L’institut Henri-Poincaré (IHP) est un institut de recherches mathématiques de Sorbonne Université situé au cœur du « Campus Curie » dans le 5e arrondissement de Paris, sur la montagne Sainte-Geneviève.

Histoire[modifier | modifier le code]

Au lendemain de la Première Guerre mondiale, les mathématiciens Émile Borel en France et George Birkhoff aux États-Unis persuadent des mécènes américains (Fondation Rockefeller)[1] et français (Edmond de Rothschild) de financer la construction d'un bâtiment appelé à devenir un centre de cours et d'échanges internationaux en mathématiques et physique théorique. L'institut est inauguré le et est baptisé du nom du mathématicien français Henri Poincaré (1854-1912)[2],[3].

Dès son origine, l'établissement a pour but de promouvoir la physique mathématique et devient rapidement un lieu de rencontres central pour toute la communauté scientifique française : grâce au niveau très élevé de ses enseignants-chercheurs et à la richesse de sa bibliothèque, il devient « la Sorbonne des mathématiciens ». Depuis la fin des années trente, pour répondre aux besoins de calcul des laboratoires civils ou militaires, l’IHP s’est aussi doté de services de calcul numérique, équipés d’un calculateur électronique Bull dès 1957 : il est donc l’un des berceaux de l’informatique en France[4].

C'est dans les années 1990[5] que l'institut devient à la fois un institut à thèmes sur le modèle du Mathematical Sciences Research Institute (MSRI) à Berkeley et un lieu de contacts et de diffusion des savoirs.

Structure et rayonnement[modifier | modifier le code]

L'équipe administrative de l'IHP est composée d'environ 25 personnes. Il n'y a pas de chercheur permanent excepté le directeur et le directeur-adjoint. De 2009 à 2017, l’institut est codirigé par le mathématicien Cédric Villani (directeur), lauréat de la médaille Fields en 2010, et le cosmologiste français Jean-Philippe Uzan (directeur adjoint). Le 29 juin 2017, Cédric Villani, élu député quelques semaines plus tôt, démissionne. Il est remplacé le 1er janvier 2018 par Sylvie Benzoni.

L'institut est rattaché à l'université Pierre-et-Marie-Curie et au CNRS[6], avec le statut administratif d'unité mixte de service.
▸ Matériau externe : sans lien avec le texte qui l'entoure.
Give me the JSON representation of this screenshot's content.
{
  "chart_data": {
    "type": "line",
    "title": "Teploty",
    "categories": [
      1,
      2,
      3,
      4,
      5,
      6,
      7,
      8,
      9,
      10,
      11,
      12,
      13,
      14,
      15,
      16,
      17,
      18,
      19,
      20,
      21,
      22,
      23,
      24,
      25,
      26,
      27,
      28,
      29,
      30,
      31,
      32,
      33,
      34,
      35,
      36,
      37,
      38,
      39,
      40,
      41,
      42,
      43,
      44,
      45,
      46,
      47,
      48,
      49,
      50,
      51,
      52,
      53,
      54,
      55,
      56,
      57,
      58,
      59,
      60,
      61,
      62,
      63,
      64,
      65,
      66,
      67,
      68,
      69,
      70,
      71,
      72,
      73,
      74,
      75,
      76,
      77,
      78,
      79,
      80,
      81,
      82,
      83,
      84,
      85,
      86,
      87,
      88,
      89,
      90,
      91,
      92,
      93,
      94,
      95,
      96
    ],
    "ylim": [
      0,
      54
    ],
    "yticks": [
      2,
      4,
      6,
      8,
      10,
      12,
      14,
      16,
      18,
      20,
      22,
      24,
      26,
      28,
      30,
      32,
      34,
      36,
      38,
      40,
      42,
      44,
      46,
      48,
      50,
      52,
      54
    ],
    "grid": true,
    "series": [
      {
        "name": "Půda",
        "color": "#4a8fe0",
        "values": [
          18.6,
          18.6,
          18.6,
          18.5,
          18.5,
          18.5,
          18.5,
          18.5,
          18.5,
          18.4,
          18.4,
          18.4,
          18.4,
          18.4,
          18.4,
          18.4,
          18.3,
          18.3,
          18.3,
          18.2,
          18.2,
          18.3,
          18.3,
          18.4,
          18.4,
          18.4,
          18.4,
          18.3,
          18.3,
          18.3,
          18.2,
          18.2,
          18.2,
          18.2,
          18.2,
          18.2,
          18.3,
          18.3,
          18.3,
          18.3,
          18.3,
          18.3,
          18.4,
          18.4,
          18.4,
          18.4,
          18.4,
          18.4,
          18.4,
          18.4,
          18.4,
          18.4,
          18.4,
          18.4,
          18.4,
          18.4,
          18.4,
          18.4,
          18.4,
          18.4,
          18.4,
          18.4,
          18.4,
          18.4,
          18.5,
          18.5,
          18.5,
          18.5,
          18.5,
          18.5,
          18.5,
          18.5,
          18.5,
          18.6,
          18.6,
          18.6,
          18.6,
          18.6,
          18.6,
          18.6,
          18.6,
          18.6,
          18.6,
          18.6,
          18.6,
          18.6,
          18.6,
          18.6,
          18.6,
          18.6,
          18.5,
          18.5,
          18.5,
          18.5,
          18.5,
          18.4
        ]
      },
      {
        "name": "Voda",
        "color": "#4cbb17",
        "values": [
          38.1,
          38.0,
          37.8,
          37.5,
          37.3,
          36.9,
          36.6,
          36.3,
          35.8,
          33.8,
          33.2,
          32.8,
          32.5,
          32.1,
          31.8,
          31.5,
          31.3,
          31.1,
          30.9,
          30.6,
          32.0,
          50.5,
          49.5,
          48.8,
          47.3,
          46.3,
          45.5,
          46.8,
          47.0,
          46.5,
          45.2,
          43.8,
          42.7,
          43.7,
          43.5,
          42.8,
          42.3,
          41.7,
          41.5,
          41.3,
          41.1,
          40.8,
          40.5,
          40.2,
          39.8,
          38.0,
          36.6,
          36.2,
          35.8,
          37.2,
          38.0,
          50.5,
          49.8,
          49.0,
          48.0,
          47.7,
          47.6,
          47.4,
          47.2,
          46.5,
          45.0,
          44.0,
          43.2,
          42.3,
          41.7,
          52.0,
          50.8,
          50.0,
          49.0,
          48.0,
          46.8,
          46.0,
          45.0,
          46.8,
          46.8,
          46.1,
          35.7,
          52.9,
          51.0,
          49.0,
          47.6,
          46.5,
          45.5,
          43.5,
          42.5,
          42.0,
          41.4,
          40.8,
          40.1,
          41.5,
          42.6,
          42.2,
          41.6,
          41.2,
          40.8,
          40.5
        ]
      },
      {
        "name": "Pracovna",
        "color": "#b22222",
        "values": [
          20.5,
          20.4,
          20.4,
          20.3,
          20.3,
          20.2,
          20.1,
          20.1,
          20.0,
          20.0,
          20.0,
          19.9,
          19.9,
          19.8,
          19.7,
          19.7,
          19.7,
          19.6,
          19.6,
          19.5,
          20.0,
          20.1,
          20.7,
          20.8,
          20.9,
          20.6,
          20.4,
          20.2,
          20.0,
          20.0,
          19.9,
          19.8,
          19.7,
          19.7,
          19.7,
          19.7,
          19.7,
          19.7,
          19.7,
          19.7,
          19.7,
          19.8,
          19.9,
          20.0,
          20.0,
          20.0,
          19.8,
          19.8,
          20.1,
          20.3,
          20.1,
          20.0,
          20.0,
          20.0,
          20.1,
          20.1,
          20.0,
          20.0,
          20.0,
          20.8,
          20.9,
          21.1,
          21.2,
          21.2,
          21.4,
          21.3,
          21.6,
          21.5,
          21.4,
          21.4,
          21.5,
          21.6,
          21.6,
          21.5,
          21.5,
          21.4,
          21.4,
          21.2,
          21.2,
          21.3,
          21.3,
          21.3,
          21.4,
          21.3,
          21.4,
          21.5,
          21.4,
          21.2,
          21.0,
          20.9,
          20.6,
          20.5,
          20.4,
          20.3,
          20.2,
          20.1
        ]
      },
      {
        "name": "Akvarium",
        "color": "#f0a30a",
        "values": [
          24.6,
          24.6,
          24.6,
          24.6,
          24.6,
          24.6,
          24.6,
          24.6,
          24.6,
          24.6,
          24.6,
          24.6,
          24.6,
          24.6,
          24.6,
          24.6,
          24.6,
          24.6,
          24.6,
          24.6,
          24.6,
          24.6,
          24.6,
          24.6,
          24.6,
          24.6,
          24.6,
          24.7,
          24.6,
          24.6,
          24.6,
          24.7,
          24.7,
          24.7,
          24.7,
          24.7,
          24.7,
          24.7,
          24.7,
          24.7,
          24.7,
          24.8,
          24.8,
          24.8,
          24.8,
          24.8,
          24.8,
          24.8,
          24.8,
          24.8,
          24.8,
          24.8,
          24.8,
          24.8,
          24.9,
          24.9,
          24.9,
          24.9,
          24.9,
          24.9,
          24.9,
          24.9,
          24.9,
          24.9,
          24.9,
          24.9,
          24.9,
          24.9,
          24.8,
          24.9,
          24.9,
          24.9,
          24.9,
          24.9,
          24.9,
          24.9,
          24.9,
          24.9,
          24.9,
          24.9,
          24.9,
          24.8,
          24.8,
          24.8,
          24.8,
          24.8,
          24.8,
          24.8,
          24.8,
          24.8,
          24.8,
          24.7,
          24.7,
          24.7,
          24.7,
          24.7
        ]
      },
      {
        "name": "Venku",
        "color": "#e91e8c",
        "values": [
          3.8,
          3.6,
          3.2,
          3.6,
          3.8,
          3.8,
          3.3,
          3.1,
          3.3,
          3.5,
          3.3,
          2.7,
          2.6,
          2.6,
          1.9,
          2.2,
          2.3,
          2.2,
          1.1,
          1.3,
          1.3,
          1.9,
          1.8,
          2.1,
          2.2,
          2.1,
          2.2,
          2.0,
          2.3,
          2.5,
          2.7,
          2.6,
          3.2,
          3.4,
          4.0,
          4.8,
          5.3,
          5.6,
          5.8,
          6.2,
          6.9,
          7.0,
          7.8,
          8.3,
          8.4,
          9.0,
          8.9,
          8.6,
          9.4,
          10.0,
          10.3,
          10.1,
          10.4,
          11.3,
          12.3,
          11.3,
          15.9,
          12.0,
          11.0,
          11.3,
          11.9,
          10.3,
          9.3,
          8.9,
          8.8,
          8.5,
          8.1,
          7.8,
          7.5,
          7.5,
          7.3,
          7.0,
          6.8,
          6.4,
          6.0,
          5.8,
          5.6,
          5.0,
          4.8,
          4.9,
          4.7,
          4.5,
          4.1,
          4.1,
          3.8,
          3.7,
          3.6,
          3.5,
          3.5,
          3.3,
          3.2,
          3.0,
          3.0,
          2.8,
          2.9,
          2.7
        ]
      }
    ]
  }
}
L'institut est membre du laboratoire d'excellence CARMIN (Centres d'accueil et de rencontres mathématiques internationales) qui fédère les quatre instituts français de mathématiques à vocation nationale et internationale : institut Henri-Poincaré (IHP), Institut des hautes études scientifiques (IHES), Centre international de rencontres mathématiques (CIRM), Centre international de mathématiques pures et appliquées (CIMPA).

Porte d'entrée de l'institut.

Activités scientifiques[modifier | modifier le code]

Lieu d'accueil et d'échanges des mathématiques françaises et internationales, la « Maison des Mathématiques et de la physique théorique » accueille des programmes thématiques trimestriels, des collaborations intensives de courte durée (RIP), des cours doctoraux de haut niveau, des colloques et des séminaires sur des thèmes liés aux mathématiques et à des disciplines connexes comme la physique, la biologie ou l'informatique. Les thématiques sont sélectionnées par le Conseil de Programmation Scientifique de l'IHP. Environ 11 000 mathématiciens passent à l'institut chaque année.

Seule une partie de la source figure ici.